Nampa School District receives $150,000 grant to improve youth behavioral health
Posted at 4:57 PM, Oct 28, 2019
and last updated 2019-10-29 12:25:27-04

NAMPA — Mental and behavioral health is an emerging concern around the nation. Nampa School District is attempting to address and combat the issue in its own district, starting as young as kindergarten.

“We’ve heard teachers across the state talk about if some of these behavioral health and well-being things aren’t addressed, kids aren’t ready to learn, and if we can't address these issues they may even be experiencing outside the school environment, they’re not ready to learn in the school environment," said executive director of Blue Cross of Idaho Foundation for Health Kendra Witt-Doyle.
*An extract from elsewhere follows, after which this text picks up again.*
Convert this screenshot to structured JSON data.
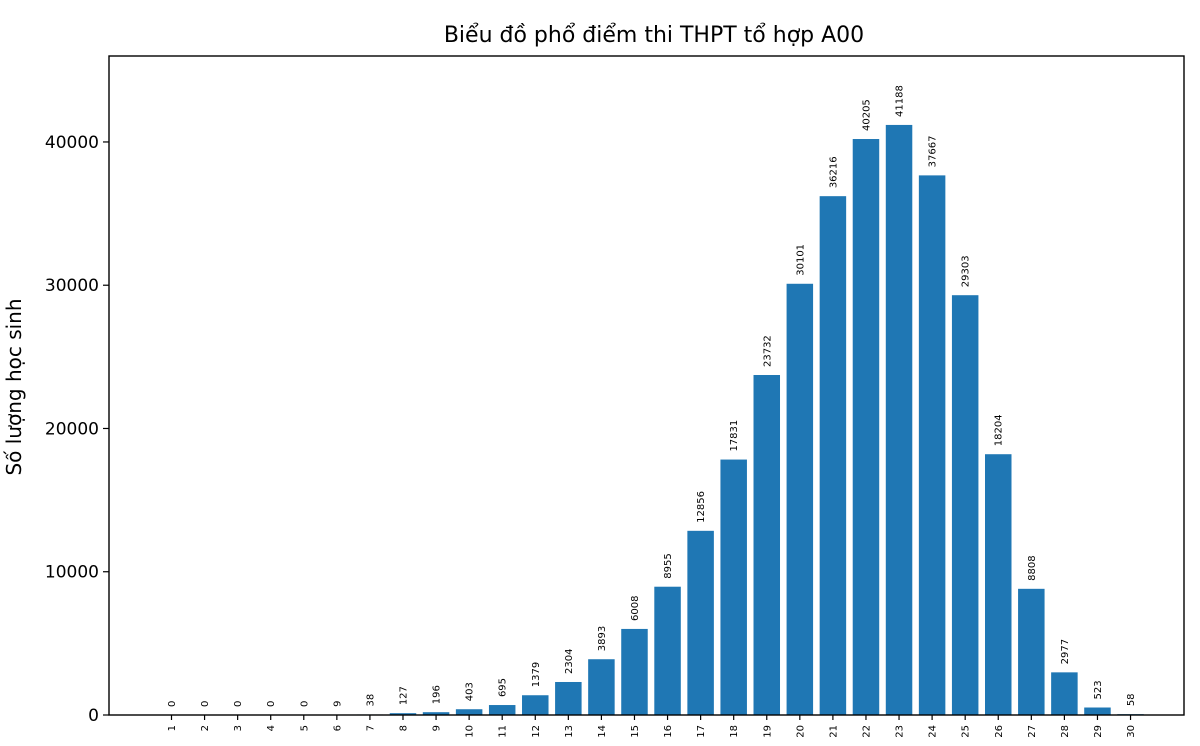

The foundation is giving the district a $150,000 grant to make strides toward improving youth behavioral health.

“What we really started with was 18-months digging into data, bringing in experts including our own students including telling us what would’ve helped or what would benefit them as we progressed through our system," said Nampa School District superintendent Paula Kellerer.

$50,000 the first year of the three-year grant are going towards three schools: Central Elementary, Sherman Elementary, and West Middle School.
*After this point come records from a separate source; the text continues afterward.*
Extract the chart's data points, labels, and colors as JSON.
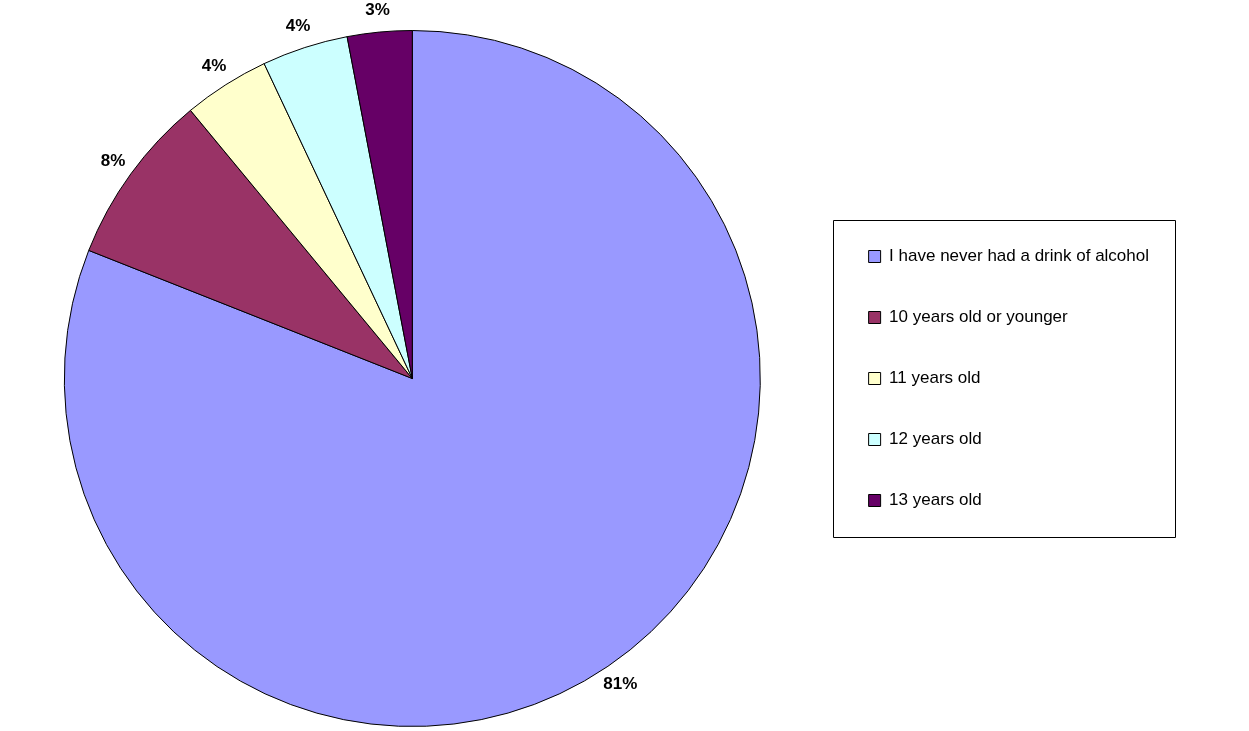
{
  "chart_data": {
    "type": "pie",
    "categories": [
      "I have never had a drink of alcohol",
      "10 years old or younger",
      "11 years old",
      "12 years old",
      "13 years old"
    ],
    "values": [
      81,
      8,
      4,
      4,
      3
    ],
    "colors": [
      "#9999ff",
      "#993366",
      "#ffffcc",
      "#ccffff",
      "#660066"
    ],
    "value_labels": [
      "81%",
      "8%",
      "4%",
      "4%",
      "3%"
    ],
    "legend": "right"
  }
}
“They were chosen because we needed to start small, and once we develop a model that works and we have evidence that it is working, that we would scale and expand to other schools," said Kellerer.

The money will go toward professional development for teachers, curriculum focused on resiliency, and guest speakers to educate about behavioral health. The hope is students will remember healthy concepts and vocabulary that help them get through difficult tasks.

“Through this grant we wanted to focus on prevention, of knowing there are things that can happen early on in elementary and middle school that feed on to success in high school, and hopefully feed on to successful students that have positive behavior later in high school years, maybe even tied into graduation," said Witt-Doyle.

The foundation says this is a pilot grant to see if this model works for behavioral health. If it does, they want to scale and expand to other districts across the state.